Пнин внимательно слушал Радищева, покорявшего его своей искренностью. Он думал, какая ещё юношеская сила сохранилась в писателе, если он, несмотря на свои пятьдесят три года, мог так зажигательно и пламенно говорить о своих взглядах и убеждениях.
Речь Александра Николаевича была стремительна, голос твёрд и звонок, выражение лица человека, восхищённого жизнью, в которой он познал особую красоту в духовное богатство, неведомое для других.
Пнину казалось, что голос Радищева он узнал бы всегда из тысячи других голосов по его жизнерадостной интонации и утверждающей приподнятости. Пнин благодарил судьбу за то, что ему довелось встретиться в жизни с человеком смелым, самостоятельным, беспощадным в борьбе за свою правоту, дерзнувшим наперекор царской власти и силе утверждать новые начала гражданственности, видеть новые горизонты общественного переустройства России, освобождающего её народ от произвола и насилия.
— На Руси закон — извет воли самодержавной, — говорил Радищев, — а цель закона сделать нравы непорочными, веру чистой, природную вольность нерушимой…
Пнину казалось, что если замыслы этого смелого современника, необыкновенного человека их столетия, пока ещё остаются неосуществлёнными, то по важности его открытия и революционной дальновидности потомство обязано их сохранить в чистоте и передать, как главнейшую эстафету века, чтобы её доставили тысячи таких же смельчаков, как Радищев, к заветной цели. Этого требовала история российского отечества, требовал её народ.
— Александр Николаевич, вам от рождения начертано судьбою быть человеком с помыслами, устремлёнными вперёд, вам суждено быть нашим духовным вождём.
— Спасибо, друг! — сказал растроганный Радищев. — За добрым словом я жду от всех вас добрых дел. Все мы, кто одержим заветной целью освобождения народа от пут и гнёта, будут с похвалой помянуты потомками. Но, милый Иван Петрович, нам дорога должна быть не столь их похвала, сколь то, что они будут навсегда свободны и познают настоящее счастье в жизни. А что может быть превыше свободы и счастья народного?
«Ничего бы лучшего я не хотел для себя, — подумал Пнин, — как быть достойным и хотя бы частично похожим на Радищева в своей верности приверженному делу. Всё это даётся в награду лишь тому человеку, кто безгранично предан своему делу, найденному в жизни, а есть ли у него такое право?
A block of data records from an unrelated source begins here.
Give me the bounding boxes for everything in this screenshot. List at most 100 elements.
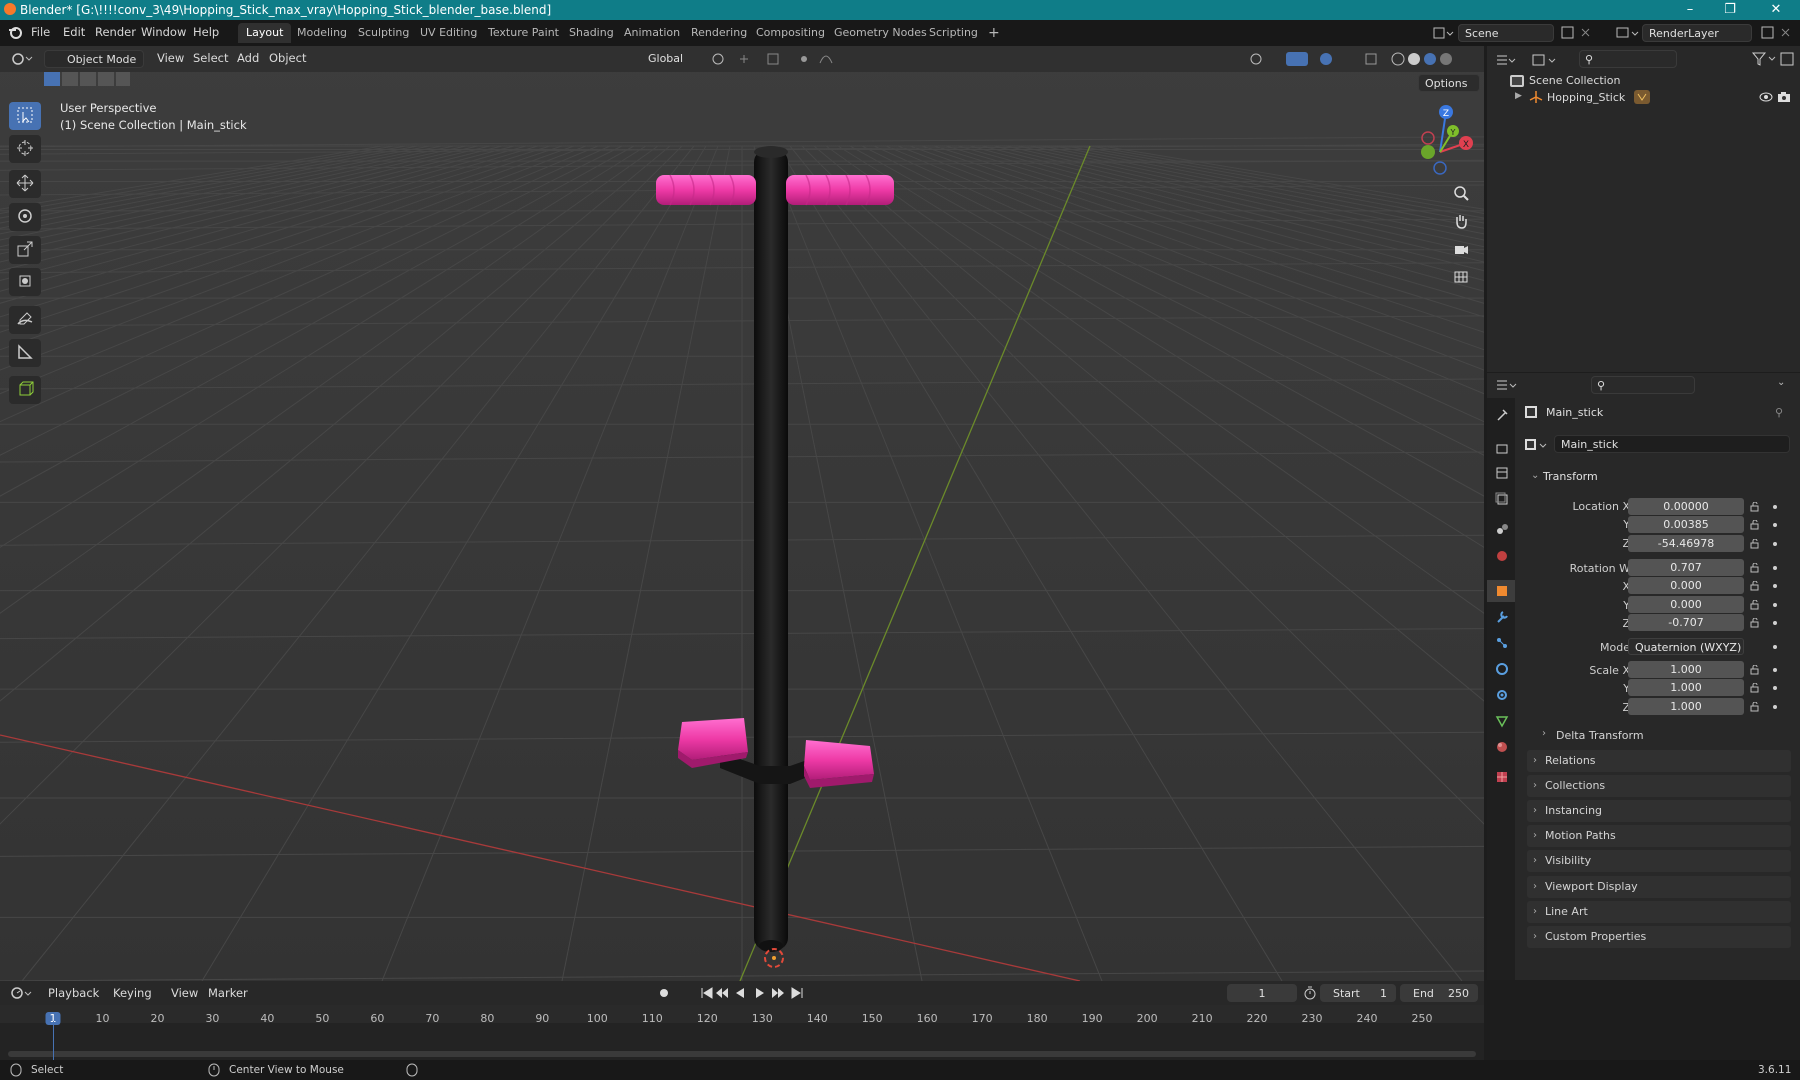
scale-x-field[interactable]: 1.000	[1628, 661, 1744, 678]
lock-icon[interactable]	[1750, 501, 1761, 512]
properties-search-field[interactable]: ⚲	[1591, 376, 1695, 394]
current-frame-field[interactable]: 1	[1227, 984, 1297, 1002]
expand-arrow-icon[interactable]: ▶	[1515, 91, 1522, 101]
outliner-search-field[interactable]: ⚲	[1579, 50, 1677, 68]
keyframe-dot-icon[interactable]	[1773, 505, 1777, 509]
world-tab-icon[interactable]	[1491, 545, 1513, 567]
rotation-x-field[interactable]: 0.000	[1628, 577, 1744, 594]
scene-selector-icon[interactable]	[1432, 25, 1454, 41]
selection-mode-icons[interactable]	[42, 71, 132, 87]
texture-tab-icon[interactable]	[1491, 766, 1513, 788]
keyframe-dot-icon[interactable]	[1773, 705, 1777, 709]
object-type-selector-icon[interactable]	[1524, 437, 1552, 453]
delta-transform-subpanel[interactable]: › Delta Transform	[1540, 726, 1790, 746]
menu-window[interactable]: Window	[141, 25, 186, 39]
modifier-tab-icon[interactable]	[1491, 606, 1513, 628]
keyframe-dot-icon[interactable]	[1773, 584, 1777, 588]
lock-icon[interactable]	[1750, 599, 1761, 610]
panel-instancing[interactable]: › Instancing	[1527, 800, 1791, 822]
3d-viewport[interactable]: X Z Y Object Mode View Select Add Object…	[0, 46, 1484, 981]
camera-icon[interactable]	[1448, 236, 1474, 262]
menu-help[interactable]: Help	[193, 25, 219, 39]
tab-texture-paint[interactable]: Texture Paint	[480, 23, 567, 43]
record-icon[interactable]	[656, 985, 686, 1001]
rotation-mode-dropdown[interactable]: Quaternion (WXYZ)	[1628, 638, 1744, 655]
viewport-menu-add[interactable]: Add	[237, 51, 259, 65]
material-tab-icon[interactable]	[1491, 736, 1513, 758]
timeline-scrollbar[interactable]	[8, 1051, 1476, 1057]
new-view-layer-icon[interactable]	[1756, 24, 1796, 42]
view-layer-field[interactable]: RenderLayer	[1642, 24, 1752, 42]
stopwatch-icon[interactable]	[1302, 985, 1318, 1001]
visibility-eye-icon[interactable]	[1759, 91, 1773, 103]
location-y-field[interactable]: 0.00385	[1628, 516, 1744, 533]
lock-icon[interactable]	[1750, 519, 1761, 530]
object-tab-icon[interactable]	[1491, 580, 1513, 602]
lock-icon[interactable]	[1750, 664, 1761, 675]
grid-ortho-icon[interactable]	[1448, 264, 1474, 290]
maximize-button[interactable]: ❐	[1710, 0, 1750, 20]
tab-rendering[interactable]: Rendering	[683, 23, 755, 43]
add-cube-tool[interactable]	[9, 376, 41, 404]
rotation-z-field[interactable]: -0.707	[1628, 614, 1744, 631]
lock-icon[interactable]	[1750, 701, 1761, 712]
lock-icon[interactable]	[1750, 682, 1761, 693]
tab-modeling[interactable]: Modeling	[289, 23, 355, 43]
location-z-field[interactable]: -54.46978	[1628, 535, 1744, 552]
rotation-y-field[interactable]: 0.000	[1628, 596, 1744, 613]
filter-icon[interactable]	[1751, 50, 1797, 68]
timeline-menu-view[interactable]: View	[171, 986, 198, 1000]
tool-settings-icon[interactable]	[1491, 404, 1513, 426]
viewport-menu-object[interactable]: Object	[269, 51, 306, 65]
scale-z-field[interactable]: 1.000	[1628, 698, 1744, 715]
timeline-menu-keying[interactable]: Keying	[113, 986, 152, 1000]
keyframe-dot-icon[interactable]	[1773, 523, 1777, 527]
panel-relations[interactable]: › Relations	[1527, 750, 1791, 772]
location-x-field[interactable]: 0.00000	[1628, 498, 1744, 515]
keyframe-dot-icon[interactable]	[1773, 645, 1777, 649]
move-tool[interactable]	[9, 170, 41, 198]
measure-tool[interactable]	[9, 339, 41, 367]
keyframe-dot-icon[interactable]	[1773, 566, 1777, 570]
select-box-tool[interactable]	[9, 102, 41, 130]
transform-panel-header[interactable]: ⌄ Transform	[1527, 466, 1791, 488]
keyframe-dot-icon[interactable]	[1773, 668, 1777, 672]
rotation-w-field[interactable]: 0.707	[1628, 559, 1744, 576]
cursor-tool[interactable]	[9, 135, 41, 163]
viewport-menu-select[interactable]: Select	[193, 51, 228, 65]
keyframe-dot-icon[interactable]	[1773, 603, 1777, 607]
data-tab-icon[interactable]	[1491, 710, 1513, 732]
constraints-tab-icon[interactable]	[1491, 684, 1513, 706]
particles-tab-icon[interactable]	[1491, 632, 1513, 654]
viewport-menu-view[interactable]: View	[157, 51, 184, 65]
view-layer-icon[interactable]	[1614, 25, 1642, 41]
lock-icon[interactable]	[1750, 580, 1761, 591]
pivot-snap-icons[interactable]	[708, 51, 838, 67]
panel-motion-paths[interactable]: › Motion Paths	[1527, 825, 1791, 847]
keyframe-dot-icon[interactable]	[1773, 621, 1777, 625]
end-frame-field[interactable]: End 250	[1400, 984, 1478, 1002]
panel-viewport-display[interactable]: › Viewport Display	[1527, 876, 1791, 898]
lock-icon[interactable]	[1750, 617, 1761, 628]
transform-tool[interactable]	[9, 268, 41, 296]
tab-uv-editing[interactable]: UV Editing	[412, 23, 485, 43]
playback-controls-icons[interactable]	[698, 985, 808, 1001]
tab-animation[interactable]: Animation	[616, 23, 688, 43]
outliner-root-label[interactable]: Scene Collection	[1529, 74, 1620, 87]
menu-edit[interactable]: Edit	[63, 25, 85, 39]
mode-dropdown[interactable]: Object Mode	[44, 50, 144, 68]
object-name-field[interactable]: Main_stick	[1554, 435, 1790, 453]
shading-mode-icons[interactable]	[1246, 50, 1478, 68]
panel-custom-properties[interactable]: › Custom Properties	[1527, 926, 1791, 948]
timeline-menu-playback[interactable]: Playback	[48, 986, 99, 1000]
timeline-editor-icon[interactable]	[10, 985, 36, 1001]
modifier-badge-icon[interactable]	[1633, 89, 1651, 105]
zoom-icon[interactable]	[1448, 180, 1474, 206]
close-button[interactable]: ✕	[1756, 0, 1796, 20]
viewport-scene[interactable]: X Z Y	[0, 46, 1484, 981]
outliner-item-hopping-stick[interactable]: Hopping_Stick	[1547, 91, 1625, 104]
scale-tool[interactable]	[9, 236, 41, 264]
rotate-tool[interactable]	[9, 203, 41, 231]
panel-line-art[interactable]: › Line Art	[1527, 901, 1791, 923]
render-camera-icon[interactable]	[1777, 91, 1791, 103]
Отдал ли он все свои силы, всю свою энергию однажды найденному в жизни делу, как это сделал Радищев?»
Пнина охватило горькое чувство, сознание, что у него никогда не было и едва ли будет такая воля, какой от рождения награждён Радищев, что такие исключительные натуры бывают редки и нет второго среди современников, что они рождаются не сами по себе, а их выносит на бурлящую поверхность жизни сама судьба, а она, эта судьба, у него совсем иная, чем у Радищева, от рождения какая-то ущербная.
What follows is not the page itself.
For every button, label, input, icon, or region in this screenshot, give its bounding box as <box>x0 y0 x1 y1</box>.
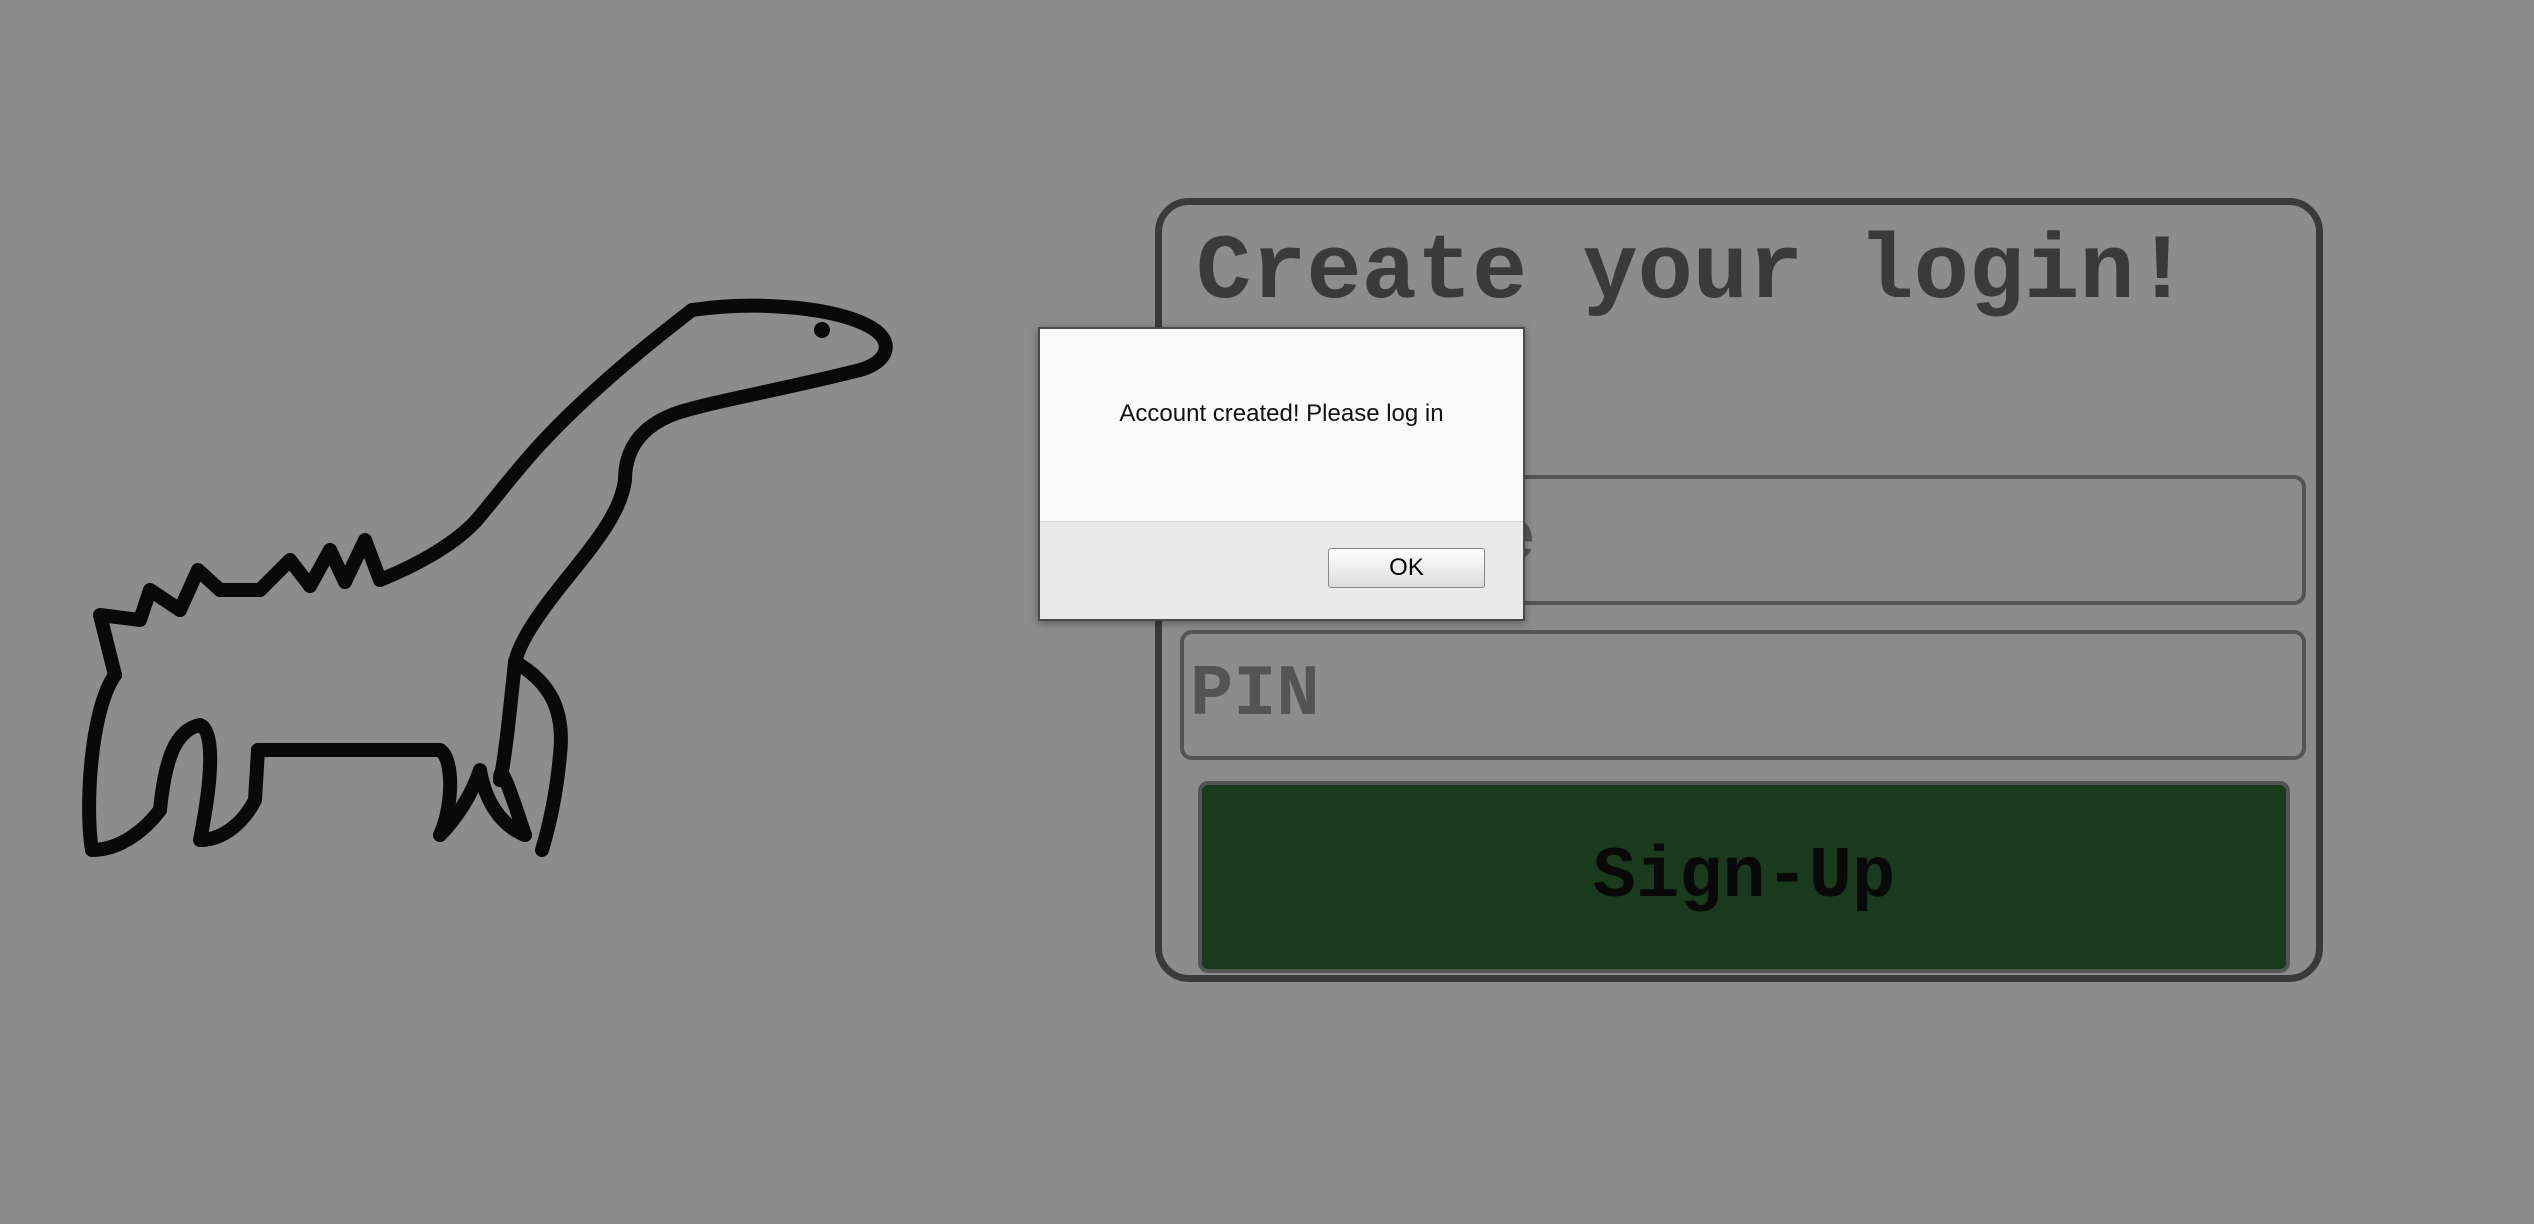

Он прожил немногим меньше Радищева, но силы свои растратил не так цельно, как Радищев. Он не сумел сделать источником вдохновения и борьбы чаяния своего народа, как это неповторимо сделал Радищев в своём «Путешествии из Петербурга в Москву». У него было дарование, но распылилось, не направленное на ясную цель, как у Радищева.
И Пнин понял, что ему не хватает главного, что есть у Радищева, — вдохновения революционера. Мало было говорить о рабстве народа и произволе властей, надо было ещё с таким же страстным возмущением осудить их, как Радищев. Но у него не хватило и не хватит сил, чтобы, не боясь, сказать гневное слово в защиту народа, проникнутое мыслью об его освобождении. У него не было дальнозоркости гения. Пнин был счастлив теперь тем, что познал в Радищеве своего великого современника — человека будущего и мог быть полезен ему как солдат в бою, идущий в наступление по велению полководца. Пнин искренне сожалел, что не встретил Радищева раньше, в 1790 году, тогда судьба его сложилась бы совсем по-иному.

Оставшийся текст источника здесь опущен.